Они посмотрели друг на друга. Завиша тащил его тогда по траве, потом нес через речку, с трудом вытаскивая ноги из грязи. А когда наконец положил его под куст, увидел лицо Напералы — неподвижное, серое, похожее на гипсовую маску.
— Я быстро забываю, — буркнул ротмистр.
— Это невозможно забыть, браток, — заверил его Наперала. — Честно говоря, я сам хотел зайти к тебе, — продолжал он, — чтобы по-дружески, вечерком… Но сам знаешь, как у меня. Ну и к тому же нам надо несколько вопросов согласовать, — обрадовался он тому, что нашел подходящее слово. — Да, согласовать. Мне кажется, что ты не относишься к нашей встрече слишком уж… официально. Разве может такое быть: я и ты — официально? — удивился майор.
— Налей еще, — сказал Завиша.
Наперала наполнил рюмки. Он смотрел, как ротмистр пьет, ловко вливая водку в рот.
— А может, ты хочешь мне что-нибудь сказать? — спросил майор.
Завиша счел его вопрос риторическим, и, пожалуй, это было очко в его пользу. Теперь он не собирался менять тактику; любая попытка атаковать должна была кончиться неудачей. Завиша ясно понял, что уже ничего не хочет от Напералы, ему не хочется с ним играть. Вначале, когда он занимался делом об убийстве Юрыся по поручению, как ему казалось, Вацлава Яна или для Вацлава Яна, он мог, а может быть, даже обязан был поговорить с Напералой, потому что тогда они разыгрывали партию на одной шахматной доске. Тогда бы он попытался найти в его позиции слабые места, напасть на Владека и дать ему бой на равных. И даже собирался победить. Теперь уже ничего добиться было нельзя, даже ничьей, потому что дело велось не против Напералы и не в поддержку не очень-то ясных планов полковника Яна, а в более широком и важном смысле оно непосредственно касалось лично его, Завиши-Поддембского. Он остался на поле боя один, ибо не хотел и не мог думать о возможных союзниках. С ним не было даже Фидзинского. Молодой человек сухо проинформировал его о беседе с Круделем и о дальнейшей судьбе приятеля Эдварда Зденека. И вообще они встретились случайно на углу Крулевской улицы; Фидзинский провожал красивую девушку, он попрощался с ней у дома, а потом назвал Завише фамилию: Виснич. Они как раз собирались вместе ехать в Закопане, Эдвард получил отпуск. При этом он смотрел на ротмистра с беспокойством, будто опасаясь, что Завиша может им как-то помешать.

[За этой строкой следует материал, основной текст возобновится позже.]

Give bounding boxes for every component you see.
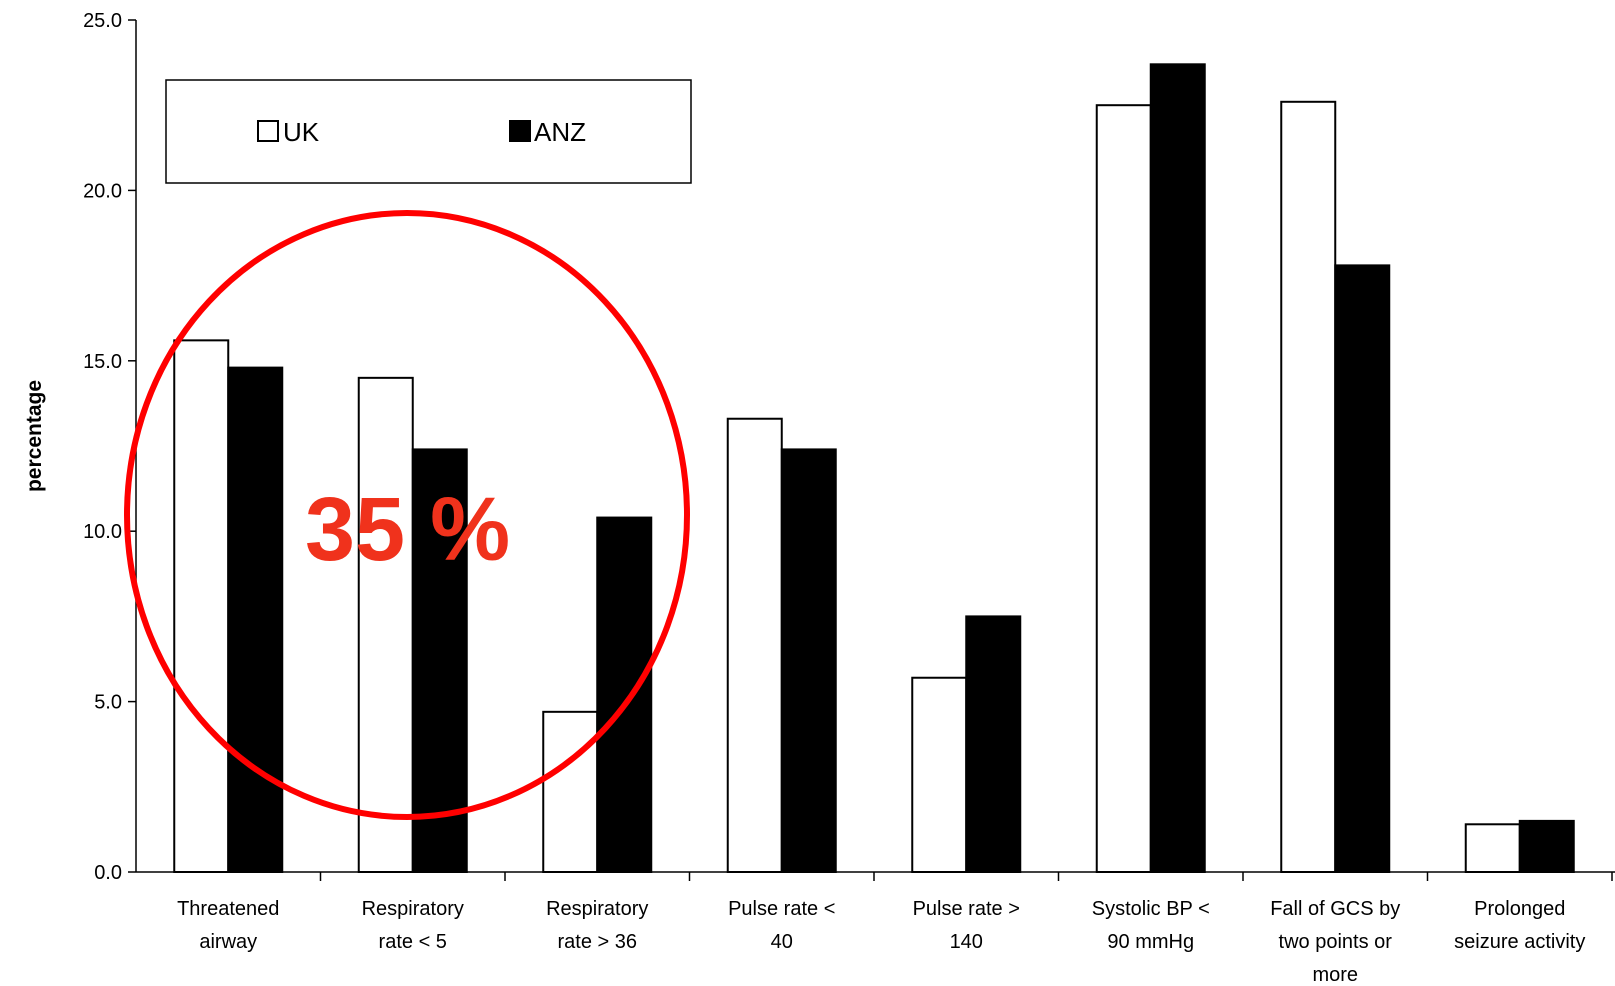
category-label-2: Respiratory rate < 5 [362,898,464,953]
category-label-line: Respiratory [546,898,648,920]
y-axis: 0.0 5.0 10.0 15.0 20.0 25.0 [83,10,137,884]
bar-anz-6 [1149,63,1206,873]
bar-uk-8 [1464,823,1521,874]
y-tick-label: 10.0 [83,521,122,543]
category-label-line: 90 mmHg [1107,931,1194,953]
category-label-line: Respiratory [362,898,464,920]
category-label-line: seizure activity [1454,931,1585,953]
bar-uk-6 [1095,104,1152,873]
category-label-5: Pulse rate > 140 [913,898,1020,953]
highlight-percentage: 35 % [305,480,510,580]
category-label-line: Fall of GCS by [1270,898,1400,920]
legend-swatch-anz [509,120,531,142]
legend-label-anz: ANZ [534,117,586,147]
y-tick-label: 20.0 [83,180,122,202]
category-label-8: Prolonged seizure activity [1454,898,1585,953]
category-label-line: Systolic BP < [1092,898,1210,920]
bar-anz-2 [411,448,468,873]
category-label-line: 140 [950,931,983,953]
bar-uk-1 [173,339,230,873]
y-tick-label: 15.0 [83,351,122,373]
x-axis [136,871,1615,881]
bar-anz-1 [227,366,284,873]
bar-uk-5 [911,676,968,874]
y-axis-label: percentage [23,380,46,492]
category-label-1: Threatened airway [177,898,279,953]
legend: UK ANZ [165,79,692,184]
legend-box [165,79,692,184]
category-label-line: 40 [771,931,793,953]
category-label-line: two points or [1279,931,1393,953]
bar-anz-8 [1518,819,1575,874]
bar-anz-5 [965,615,1022,874]
bar-anz-4 [780,448,837,873]
bar-anz-3 [596,516,653,873]
bar-uk-7 [1280,100,1337,874]
y-tick-label: 25.0 [83,10,122,32]
category-label-7: Fall of GCS by two points or more [1270,898,1400,986]
category-label-line: Pulse rate > [913,898,1020,920]
category-label-line: Pulse rate < [728,898,835,920]
category-label-line: airway [199,931,257,953]
legend-label-uk: UK [283,117,320,147]
bar-uk-2 [357,376,414,873]
category-label-6: Systolic BP < 90 mmHg [1092,898,1210,953]
category-label-3: Respiratory rate > 36 [546,898,648,953]
y-tick-label: 0.0 [94,862,122,884]
highlight-circle [124,210,690,820]
category-label-line: rate > 36 [557,931,637,953]
bars [173,63,1575,874]
category-label-line: more [1312,964,1358,986]
category-label-line: Threatened [177,898,279,920]
annotation-overlay: 35 % [124,210,690,820]
legend-swatch-uk [257,120,279,142]
category-label-4: Pulse rate < 40 [728,898,835,953]
bar-uk-4 [726,417,783,873]
y-tick-label: 5.0 [94,692,122,714]
category-label-line: Prolonged [1474,898,1565,920]
bar-anz-7 [1334,264,1391,874]
category-label-line: rate < 5 [379,931,447,953]
bar-uk-3 [542,710,599,873]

— Я вам нужен? Так мало можно сделать в этом деле…
То есть, видимо, можно и нужно, но он, Фидзинский, не представляет себе, каким образом его участие… Ведь в конце концов он только начинает жизнь и мало что понимает… В нем не было ни на грош энтузиазма, которым отличался его отец. Только безразличие. Завиша хотел сказать ему, что он о нем думает, но не стал связываться, а просто подал руку и ушел. Естественно, при этом он подумал, что от молодого Фидзинского мало было бы проку во взводе. (И конечно, ошибался.)
— Ты меня не слушаешь, — заявил Наперала.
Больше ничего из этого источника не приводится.